One reason they’re so prolific and creative when it comes to making chances is their tactical organisation and individual skill on the ball. Only four teams have averaged more possession so far this season, and only three have spent more time playing in the opposition’s half. This in turn, at least theoretically, creates defensive solidity: the Reds have only allowed their opponents 8.4 shots per game, the second best record in the league.

On top of that, there’s the class they have across their front line: Coutinho, Firmino and Salah would walk into almost any club team in Europe, and they’ve still got the likes of Mané and Adam Lallana to return from injury, and Daniel Sturridge in reserve. Scary.


As any Red will tell you, Jürgen Klopp’s Liverpool™ have been maddeningly frustrating in both boxes so far this season. They’ve converted a lower percentage of their shots than West Ham and West Bromwich Albion and only a marginally better ratio than Brighton, while the defence has crumbled at key moments and routinely failed to deal with set pieces that weren’t even well delivered.

As a consequence of their fragility, 14% of their opponents’ attempts have come from within their own six-yard box, the highest proportion in the league, and 4.4 of the 8.1 shots they’ve allowed have ended up on target. It’s not just Simon Mignolet and the defenders at fault: the scaling back of the pressing means that Liverpool do less in the two front thirds than before, further exposing their rickety backline.
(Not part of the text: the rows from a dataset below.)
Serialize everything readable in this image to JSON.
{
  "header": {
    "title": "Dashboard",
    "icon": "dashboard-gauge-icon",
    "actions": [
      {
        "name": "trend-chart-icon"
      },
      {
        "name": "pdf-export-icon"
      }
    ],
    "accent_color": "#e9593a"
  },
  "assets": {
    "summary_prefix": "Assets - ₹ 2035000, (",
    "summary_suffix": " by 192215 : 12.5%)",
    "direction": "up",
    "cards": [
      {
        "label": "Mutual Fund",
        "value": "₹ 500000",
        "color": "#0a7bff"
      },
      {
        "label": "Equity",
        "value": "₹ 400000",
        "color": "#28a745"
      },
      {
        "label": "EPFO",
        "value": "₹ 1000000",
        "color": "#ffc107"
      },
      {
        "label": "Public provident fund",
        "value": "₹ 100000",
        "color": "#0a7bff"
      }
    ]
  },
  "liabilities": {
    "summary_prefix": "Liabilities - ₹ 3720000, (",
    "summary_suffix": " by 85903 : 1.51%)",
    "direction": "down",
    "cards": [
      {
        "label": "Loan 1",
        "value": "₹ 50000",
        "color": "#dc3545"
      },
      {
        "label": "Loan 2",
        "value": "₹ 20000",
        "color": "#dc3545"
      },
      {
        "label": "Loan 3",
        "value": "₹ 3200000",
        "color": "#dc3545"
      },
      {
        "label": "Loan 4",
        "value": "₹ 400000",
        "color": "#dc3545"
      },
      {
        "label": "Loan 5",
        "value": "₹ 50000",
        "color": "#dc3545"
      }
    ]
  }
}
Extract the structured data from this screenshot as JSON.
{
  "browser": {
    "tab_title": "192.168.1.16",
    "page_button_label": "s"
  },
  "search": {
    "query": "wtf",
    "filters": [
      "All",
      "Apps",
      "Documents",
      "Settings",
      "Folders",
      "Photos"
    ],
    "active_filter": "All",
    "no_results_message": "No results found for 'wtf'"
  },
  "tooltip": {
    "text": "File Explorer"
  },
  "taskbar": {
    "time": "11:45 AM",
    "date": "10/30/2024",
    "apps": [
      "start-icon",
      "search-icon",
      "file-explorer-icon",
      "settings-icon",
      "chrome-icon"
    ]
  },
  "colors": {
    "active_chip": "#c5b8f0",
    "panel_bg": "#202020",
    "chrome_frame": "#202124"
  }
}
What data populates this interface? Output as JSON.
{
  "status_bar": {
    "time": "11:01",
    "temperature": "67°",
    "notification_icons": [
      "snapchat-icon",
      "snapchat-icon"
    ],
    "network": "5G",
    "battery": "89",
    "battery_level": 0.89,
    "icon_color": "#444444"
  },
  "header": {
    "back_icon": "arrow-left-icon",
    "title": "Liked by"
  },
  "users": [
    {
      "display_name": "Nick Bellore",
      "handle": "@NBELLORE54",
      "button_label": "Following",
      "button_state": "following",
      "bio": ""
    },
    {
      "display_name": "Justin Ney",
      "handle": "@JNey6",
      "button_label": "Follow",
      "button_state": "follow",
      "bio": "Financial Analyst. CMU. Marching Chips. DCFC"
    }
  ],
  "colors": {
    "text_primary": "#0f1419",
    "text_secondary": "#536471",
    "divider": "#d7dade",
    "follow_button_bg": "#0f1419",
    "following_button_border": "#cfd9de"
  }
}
All this adds up to a huge erosion of their shooting domination: they’ve taken 11.1 more shots per game, but only registered 2.1 more efforts on target per game. Games which should have been won easily have been allowed to become close runs. One expects such a bizarre statistical run to regress to the mean, and Jürgen Klopp’s Liverpool™ should start soon recording the heavy wins the numbers suggest they deserve. But for now, there remains the doubt that they’ll keep allowing opponents chances to take points when none should be available.

Likely XI

Expect an unchanged line-up from the last league outing. The only real question mark is whether Joe Gomez starts at right-back, or whether it’ll be Trent Alexander-Arnold.


It’s too close to call. With two hard-running, aggressive and impatient attacking sides going head to head, we should expect a frenetic, fast-paced, imprecise game, most likely littered with mistakes in midfield as each side tries to prevent the other having pressing opportunities. If there’s an early goal plenty more will follow, but the longer it remains goalless the more each side will close the game up.